Friday, May 18, 2012

Resurrection of ruins

Broken from within, completely forlorn
Nothing to look forward to, nothing to hang on.
Alone as ever, in pieces and despair,
With the heart and mind seeming to be beyond repair.
After all the time that has been spent
After all what’s been given and that has been felt,
Today on the path of destruction I stand
In ruins, on this lifeless barren land.
To resurrect myself seems like a task
I try pulling my self together, pushing the destruction in the past.
Forgetting the painful moments that brought me here
Cremating the memories that now at me jeer.
Detaching myself from those I called mine
Only to realise that they will drift away in time.
I look down at myself shrivelled and curled
Like a little foetus, craving warmth from the womb.

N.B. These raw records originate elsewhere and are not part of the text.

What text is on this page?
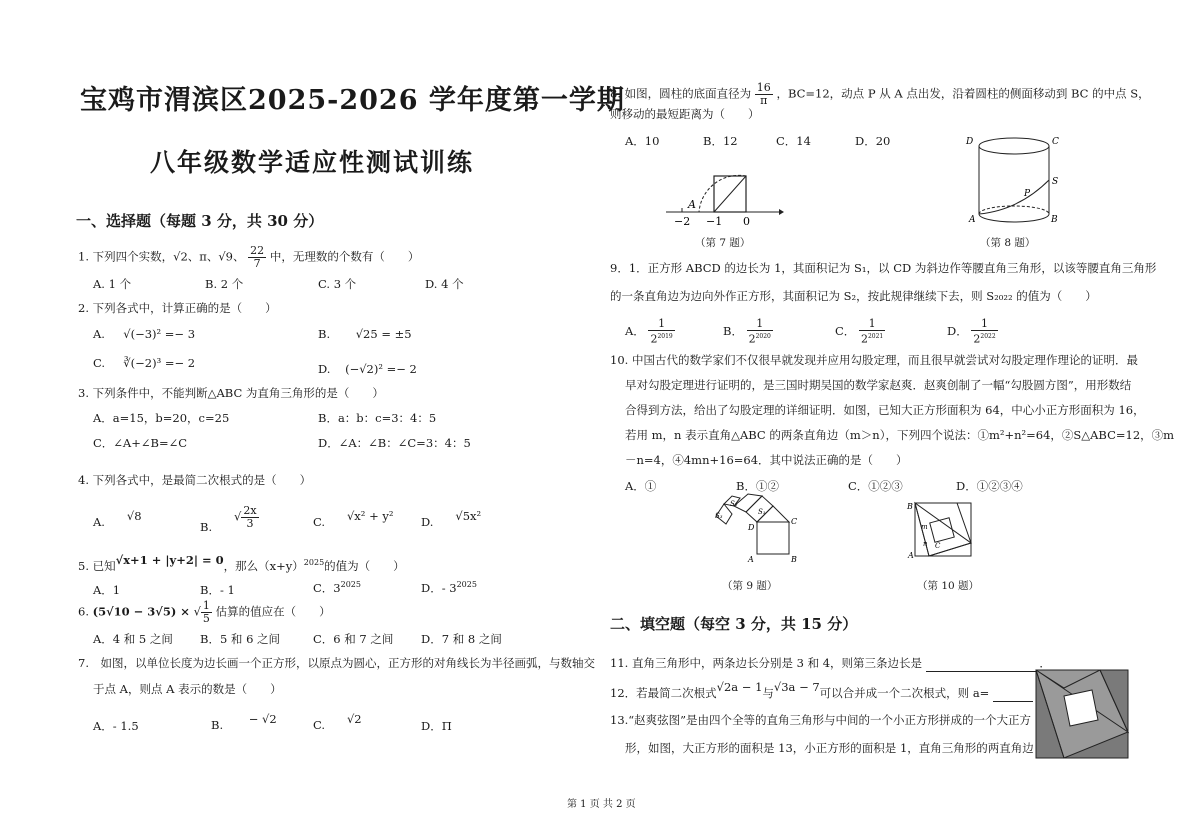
宝鸡市渭滨区2025-2026 学年度第一学期
八年级数学适应性测试训练
一、选择题（每题 3 分，共 30 分）
1. 下列四个实数，√2、π、√9、 $\frac{22}{7}$ 中，无理数的个数有（　　）
A. 1 个	B. 2 个	C. 3 个	D. 4 个
2. 下列各式中，计算正确的是（　　）
A. √(−3)² =− 3	B. √25 = ±5
C. ∛(−2)³ =− 2	D. (−√2)² =− 2
3. 下列条件中，不能判断△ABC 为直角三角形的是（　　）
A．a=15，b=20，c=25	B．a：b：c=3：4：5
C．∠A+∠B=∠C	D．∠A：∠B：∠C=3：4：5
4. 下列各式中，是最简二次根式的是（　　）
A. √8
B.      √ $\frac{2x}{3}$	C. √x² + y² D. √5x²
5. 已知√x+1 + |y+2| = 0，那么$(x+y)^{2025}$的值为（　　）
A．1	B．- 1	C．$3^{2025}$	D．- $3^{2025}$
6. (5√10 − 3√5) × √ $\frac{1}{5}$ 估算的值应在（　　）
A．4 和 5 之间 B．5 和 6 之间	C．6 和 7 之间 D．7 和 8 之间
7.　如图，以单位长度为边长画一个正方形，以原点为圆心，正方形的对角线长为半径画弧，与数轴交
于点 A，则点 A 表示的数是（　　）
A．- 1.5	B. − √2	C. √2	D．Π
8. 如图，圆柱的底面直径为 $\frac{16}{\pi}$ ，BC=12，动点 P 从 A 点出发，沿着圆柱的侧面移动到 BC 的中点 S，
则移动的最短距离为（　　）
A．10	B．12	C．14	D．20
A
−2 −1 0
（第 7 题）
D	C
P
S
A	B
（第 8 题）
9．1．正方形 ABCD 的边长为 1，其面积记为 S₁，以 CD 为斜边作等腰直角三角形，以该等腰直角三角形
的一条直角边为边向外作正方形，其面积记为 S₂，按此规律继续下去，则 S₂₀₂₂ 的值为（　　）
A． $\frac{1}{2^{2019}}$	B． $\frac{1}{2^{2020}}$	C． $\frac{1}{2^{2021}}$	D． $\frac{1}{2^{2022}}$
10. 中国古代的数学家们不仅很早就发现并应用勾股定理，而且很早就尝试对勾股定理作理论的证明．最
早对勾股定理进行证明的，是三国时期吴国的数学家赵爽．赵爽创制了一幅“勾股圆方图”，用形数结
合得到方法，给出了勾股定理的详细证明．如图，已知大正方形面积为 64，中心小正方形面积为 16，
若用 m，n 表示直角△ABC 的两条直角边（m＞n），下列四个说法：①m²+n²=64，②S△ABC=12，③m
－n=4，④4mn+16=64．其中说法正确的是（　　）
A．①	B．①②	C．①②③	D．①②③④
S₃
S₂
S₁
D
C
A	B
（第 9 题）
B
m
n C
A
（第 10 题）
二、填空题（每空 3 分，共 15 分）
11. 直角三角形中，两条边长分别是 3 和 4，则第三条边长是	．
12．若最简二次根式√2a − 1与√3a − 7可以合并成一个二次根式，则 a=
13.“赵爽弦图”是由四个全等的直角三角形与中间的一个小正方形拼成的一个大正方
形，如图，大正方形的面积是 13，小正方形的面积是 1，直角三角形的两直角边
第 1 页 共 2 页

But I need to rise like the phoenix from within
Come out and live and not be hidden.
I have nothing to lose, nothing to hide
No prewritten rules, no societal guides.
A new journey I can now begin
The road to transformation starts with ruins.
With an open mind, I take my first step
For new pastures, experiences and relationships.
I may fall once more, and be scathed again
But every time I am ruined, a new beginning will beckon.
Ruined I maybe, but resurrect myself I will
Till the time, I haven’t risen, till the time peace within me I haven't felt.